If Applied Micro starts sampling to customers by this coming March, then it would be reasonable to expect volume shipments of the final product to start by March 2018, or about a year after sampling begins.

A big improvement over prior-gen X-Gene

Gopi claims that X-Gene 3 will provide a substantial boost in performance relative to the prior-generation X-Gene 2. "X-Gene 3 is expected to deliver six times the performance of currently shipping X-Gene product," Gopi said.

He went on to claim that X-Gene 3 is expected to go head-to-head with server processor market leader Intel's (INTC 0.85%) Xeon E5 and Xeon E7 processors "in a similar power [envelope]."

Applied claims "customer interest"

According to Gopi, the company is seeing "customer interest" for X-Gene 3 "as it offers socket level performance beyond [Intel Xeon] E5 and E7 class performance coupled with an industry-proven third-generation product family."

As far as the potential of X-Gene 3 to move the needle financially, Gopi cautioned that the company isn't expected to see a "big impact" to its revenue until the company's fiscal year 2018 -- a sensible claim, given the time it takes to go from providing product samples to volume shipments of the finalized product.
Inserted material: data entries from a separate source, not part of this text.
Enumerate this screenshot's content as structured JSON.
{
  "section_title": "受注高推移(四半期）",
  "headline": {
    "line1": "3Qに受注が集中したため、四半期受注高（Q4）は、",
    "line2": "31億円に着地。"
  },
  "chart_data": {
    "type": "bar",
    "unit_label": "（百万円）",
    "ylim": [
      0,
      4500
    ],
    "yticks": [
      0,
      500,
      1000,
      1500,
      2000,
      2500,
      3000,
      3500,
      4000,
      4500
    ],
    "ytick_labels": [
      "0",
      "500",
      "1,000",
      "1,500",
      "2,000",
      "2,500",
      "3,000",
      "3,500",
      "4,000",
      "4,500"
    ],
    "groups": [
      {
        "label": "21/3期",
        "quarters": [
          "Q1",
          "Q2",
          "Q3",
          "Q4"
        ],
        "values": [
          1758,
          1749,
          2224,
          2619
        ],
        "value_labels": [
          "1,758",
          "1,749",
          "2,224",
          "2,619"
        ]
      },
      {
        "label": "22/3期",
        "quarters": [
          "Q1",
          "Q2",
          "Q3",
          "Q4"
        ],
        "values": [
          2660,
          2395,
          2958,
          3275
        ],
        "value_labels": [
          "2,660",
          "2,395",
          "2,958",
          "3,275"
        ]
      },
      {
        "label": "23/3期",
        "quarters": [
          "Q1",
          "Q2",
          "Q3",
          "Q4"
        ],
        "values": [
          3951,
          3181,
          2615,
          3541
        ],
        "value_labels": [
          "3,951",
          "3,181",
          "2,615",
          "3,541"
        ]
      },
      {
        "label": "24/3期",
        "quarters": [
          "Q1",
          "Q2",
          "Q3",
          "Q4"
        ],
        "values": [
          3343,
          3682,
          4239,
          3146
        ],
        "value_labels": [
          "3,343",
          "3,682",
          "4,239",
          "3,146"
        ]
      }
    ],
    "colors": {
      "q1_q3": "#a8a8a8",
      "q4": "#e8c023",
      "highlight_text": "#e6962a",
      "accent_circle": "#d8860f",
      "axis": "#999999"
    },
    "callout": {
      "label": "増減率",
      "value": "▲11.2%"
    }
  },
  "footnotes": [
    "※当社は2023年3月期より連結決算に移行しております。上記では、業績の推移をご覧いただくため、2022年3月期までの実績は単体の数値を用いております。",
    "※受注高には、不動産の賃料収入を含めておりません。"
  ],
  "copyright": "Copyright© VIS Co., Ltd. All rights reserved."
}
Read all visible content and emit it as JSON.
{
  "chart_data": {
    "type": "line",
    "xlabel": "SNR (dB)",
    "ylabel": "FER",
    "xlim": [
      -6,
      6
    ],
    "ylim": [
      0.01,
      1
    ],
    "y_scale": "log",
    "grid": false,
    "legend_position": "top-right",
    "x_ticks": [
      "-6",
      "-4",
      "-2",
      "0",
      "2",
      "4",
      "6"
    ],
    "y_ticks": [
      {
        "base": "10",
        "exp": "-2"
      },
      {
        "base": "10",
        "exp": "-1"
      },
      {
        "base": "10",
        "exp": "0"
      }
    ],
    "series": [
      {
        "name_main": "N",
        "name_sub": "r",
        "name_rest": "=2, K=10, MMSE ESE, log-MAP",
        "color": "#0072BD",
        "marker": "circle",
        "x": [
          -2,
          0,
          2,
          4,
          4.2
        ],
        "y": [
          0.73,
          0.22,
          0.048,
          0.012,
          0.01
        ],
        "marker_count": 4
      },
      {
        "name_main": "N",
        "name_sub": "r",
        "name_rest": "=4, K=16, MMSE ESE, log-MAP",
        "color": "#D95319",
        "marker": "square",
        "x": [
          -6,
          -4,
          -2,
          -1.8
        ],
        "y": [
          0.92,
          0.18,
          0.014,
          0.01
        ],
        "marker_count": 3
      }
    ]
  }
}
Taking a "wait-and-see" approach

Applied Micro has been talking about its X-Gene family of server processors for about half a decade now. Back in 2011, the company published a slide claiming that X-Gene would outperform Intel's then-current and future server processors by 1.5 to 3 times in comparable power envelopes.

The reality is that Applied Micro's X-Gene 1 chip got wrecked by a low-end Intel Atom-based processor that made it to market well before X-Gene 1 did.

Indeed, of the $41.78 million in revenue that the company brought in last quarter, only around $11.6 million came from the sale of computing products, including the ARM based X-Gene parts, as well as its embedded PowerPC-based products.

Putting this into context, last quarter Intel's data-center platform revenue was $4.164 billion. Intel says that "platforms incorporate various components and technologies, including a microprocessor and chipset, a standalone [system on a chip], or a multichip package."

Applied Micro's total computing revenue is what Intel would probably call a rounding error. 

Considering Applied Micro's track record of overpromising and underdelivering with X-Gene, it might make more sense for investors to take a wait-and-see approach before buying the hype around X-Gene 3.